"The Infinite Trench": Scooped Four Awards in San Sebastián

in 67th San Sebastian International Film Festival

by Maria Ulfsak-Sheripova

Two years ago, directorial trio Aitor Arregi, Jon Garaño and Jose Mari Goenaga won three awards with their Basque-language period drama Giant (Handia, 2016) at the San Sebastián International Film Festival (Arregi and Garaño were the directors and Goenaga one of the scriptwriters, to be precise). Their success continued at the 2019 San Sebastian IFF as their newest masterpiece The Endless Trench (La trinchera infinita) received the FIPRESCI prize, Silver Shell for Best Director, the award for the best screenplay and Irizar Basque film award.

It is always nice to play and win on home ground, but what is it about The Endless Trench that fascinated three different juries? Genre-wise it is a film that is not easy to define – it starts as a very intense war thriller, but ends as a tender, historical love-story with even a hint of melodrama. But as the film lasts for 147 minutes and takes place across 33 years, it includes a lot more – the horrors of war, passion, fear, hopelessness, solitude, pain, revenge, acceptance, but above all, love.

The main characters are Higinio and Rosa, a couple who are newlyweds when the Spanish Civil War begins. As Higinio is an opponent of Franco’s rightwing policy (and as he was involved in the death of his neighbour’s brother), their lives are in danger. He tries to escape with Rosa, but as there literally is nowhere safe for him to go (and as he is also seriously wounded), they decide to use a hole dug into their own home as a hiding place. Later on they move to another location, Higinio’s father’s house, where the trench is more “luxurious” and allows him even to stand up and walk a few steps. This creates a paradoxical situation, because on one hand Higinio is not in prison but on the other hand his self-condemned imprisonment is even more horrible because he exists and doesn’t exist at the same time.

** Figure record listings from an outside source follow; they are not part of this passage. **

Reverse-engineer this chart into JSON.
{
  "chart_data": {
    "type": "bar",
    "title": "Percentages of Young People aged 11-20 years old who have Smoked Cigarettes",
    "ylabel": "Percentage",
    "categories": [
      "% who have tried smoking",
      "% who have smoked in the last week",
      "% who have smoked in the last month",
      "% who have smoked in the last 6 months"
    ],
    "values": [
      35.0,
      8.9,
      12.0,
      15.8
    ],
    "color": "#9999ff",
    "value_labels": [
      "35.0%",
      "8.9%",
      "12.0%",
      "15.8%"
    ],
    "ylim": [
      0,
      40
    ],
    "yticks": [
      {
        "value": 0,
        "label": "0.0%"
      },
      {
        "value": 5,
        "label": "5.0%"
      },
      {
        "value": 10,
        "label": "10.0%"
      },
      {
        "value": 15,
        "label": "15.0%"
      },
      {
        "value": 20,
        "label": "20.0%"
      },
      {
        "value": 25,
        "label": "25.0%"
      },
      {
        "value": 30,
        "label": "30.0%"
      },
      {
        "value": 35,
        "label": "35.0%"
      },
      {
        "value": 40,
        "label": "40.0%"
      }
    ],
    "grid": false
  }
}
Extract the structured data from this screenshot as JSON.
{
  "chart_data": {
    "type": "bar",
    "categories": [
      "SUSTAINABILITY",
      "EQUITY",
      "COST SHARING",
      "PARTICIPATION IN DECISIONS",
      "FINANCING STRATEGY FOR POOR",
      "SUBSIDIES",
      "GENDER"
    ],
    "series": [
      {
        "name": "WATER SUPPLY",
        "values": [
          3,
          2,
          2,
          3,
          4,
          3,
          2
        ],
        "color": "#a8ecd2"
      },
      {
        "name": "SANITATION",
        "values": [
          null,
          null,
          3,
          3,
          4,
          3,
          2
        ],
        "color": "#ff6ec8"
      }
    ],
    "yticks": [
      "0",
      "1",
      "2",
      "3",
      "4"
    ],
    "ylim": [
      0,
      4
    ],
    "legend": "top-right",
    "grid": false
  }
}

Higinio has also, in a way, imprisoned his wife Rosa who has to live a double life – a secret one with her husband living in a hole as a “mole” and an outside life, earning honest money as a seamstress, dreaming about a vacation at the seaside, about a baby, and about all the simple pleasures in life that are normal for other people but impossible for her.

Actress Belén Cuesta is wonderful as Rosa, but the true star of the film is Antonio de la Torre whose Higinio is arguably one of the best male roles in European cinema this year. Higinio, in his bizarre solitary confinement, has a lot of time to think about life. The frustration of his unlived life is unbearable and he is completely dependent on Rosa, because she is almost his only connection with the world outside. When at one point it is clear that the times have changed and he could try coming out, he has to ask himself whether he would be able to live outside or has the endless trench changed him forever?

The mental and physical claustrophobia of his situation is grippingly captured by the beautiful work of the cinematographer Javier Agirre. Another key element of the film is the masterful sound design as Higinio “sees” more with his ears than eyes. This is one of those rare films where sound design plays an essential part not only in storytelling, but also in the psychological development of the main character –sounds are his main way of sensing the scary, beautiful and unreachable world outside.

The allegorical film takes us with it for more than three decades. It is not an easy job to capture such a long period of time in film without falling into the trap of cliché or reaching for the easier solutions. But the Basque filmmaking trio has delivered a flawless film that tells us not only the tragic but yet beautiful story of those two lovers, but also a story of the tragedy of the whole nation suffering under the dictatorship of Franco, of their oppressed fears, unspoken words and suffocated feelings. The Endless Trench is a film that on the outside looks modest – it takes place in a limited number of simple locations with only two main actors – but is actually epic, larger than life.

The story of Rosa and Higinio is fictional, but it is the historical truth that after amnesty was granted in the late 1960s, hundreds of people surfaced who had lived a life like theirs – in solitude, fear and secrecy.